At the operating level, profit have declined over the past two quarters. The sharp dip in operating profits for 4QFY02 is due to a 3.2 percentage points drop in margins. For most of the year, RPL had managed to protect its margins despite stagnancy in sales and lower margins reported by its peers. This is due to the superior configuration (complexity) of the refinery. RPL can take advantage of difference in prices of sour and sweet (sulphur content) crude to better protect margins on a dynamic basis. With Israeli - Palestine skirmish and threat of military action against Iraq crude oil prices soared in 4QFY02. Higher prices coupled with continuing sluggishness in petroleum prices could have affected margins during this period.

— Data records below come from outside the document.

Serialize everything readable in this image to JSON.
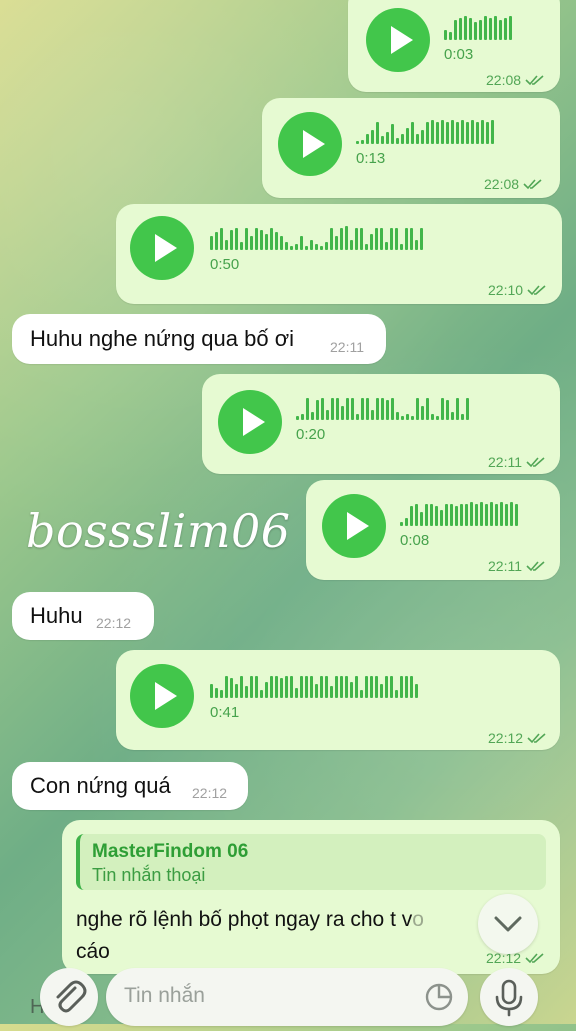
{
  "chat": {
    "messages": [
      {
        "type": "voice",
        "duration": "0:03",
        "time": "22:08"
      },
      {
        "type": "voice",
        "duration": "0:13",
        "time": "22:08"
      },
      {
        "type": "voice",
        "duration": "0:50",
        "time": "22:10"
      },
      {
        "type": "text",
        "text": "Huhu nghe nứng qua bố ơi",
        "time": "22:11"
      },
      {
        "type": "voice",
        "duration": "0:20",
        "time": "22:11"
      },
      {
        "type": "voice",
        "duration": "0:08",
        "time": "22:11"
      },
      {
        "type": "text",
        "text": "Huhu",
        "time": "22:12"
      },
      {
        "type": "voice",
        "duration": "0:41",
        "time": "22:12"
      },
      {
        "type": "text",
        "text": "Con nứng quá",
        "time": "22:12"
      },
      {
        "type": "reply",
        "reply_to_name": "MasterFindom 06",
        "reply_to_text": "Tin nhắn thoại",
        "text_line1": "nghe rõ lệnh bố phọt ngay ra cho t v",
        "text_line1_tail": "o",
        "text_line2": "cáo",
        "time": "22:12"
      }
    ]
  },
  "watermark": "bossslim06",
  "composer": {
    "placeholder": "Tin nhắn",
    "underlay_text": "H"
  },
  "icons": {
    "play": "play-icon",
    "read": "double-check-icon",
    "attach": "paperclip-icon",
    "sticker": "sticker-icon",
    "mic": "microphone-icon",
    "scroll": "chevron-down-icon"
  },
  "colors": {
    "accent": "#42c64b",
    "outgoing_bubble": "#e6fad2",
    "incoming_bubble": "#ffffff"
  }
}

In July '01, the outstanding equity shares of the company increased by 449 m on account of conversion of warrant equity shares. The warrants were attached with debentures, which are likely to have matured leading to lower interest burden. Interest expense has been declining over the past three quarters. Adjusting for other income, pre-tax profits for 4QFY02 could have been lower by 36%. The company is exempted from income-tax for a period of seven years. The tax provisions is due to minimum alternate tax (MAT).
RPL has been granted marketing rights of aviation turbine fuel (ATF) and has applied for rights of other petroleum products including petrol, diesel, LPG and kerosene. The company has entered into a two year agreement with India Oil (IOC), Bharat Petroleum (BPCL) and Hindustan Petroleum (HPCL) to evacuate an estimated 13 MMTPA of products. Nevertheless, as per reports, RPL will independently foray into retailing of transportation fuels. Also, the company is likely to be a keen contender in tendering for BPCL and/or HPCL. This could result in big-ticket expenditures over the next two years.
At Rs 26 the scrip is trading on a multiple of 8x FY02 earnings. Internationally, pure refining companies tend to trade at these levels. Post approval from the High Courts, 11 shares of RPL will be exchanged for 1 share in RIL.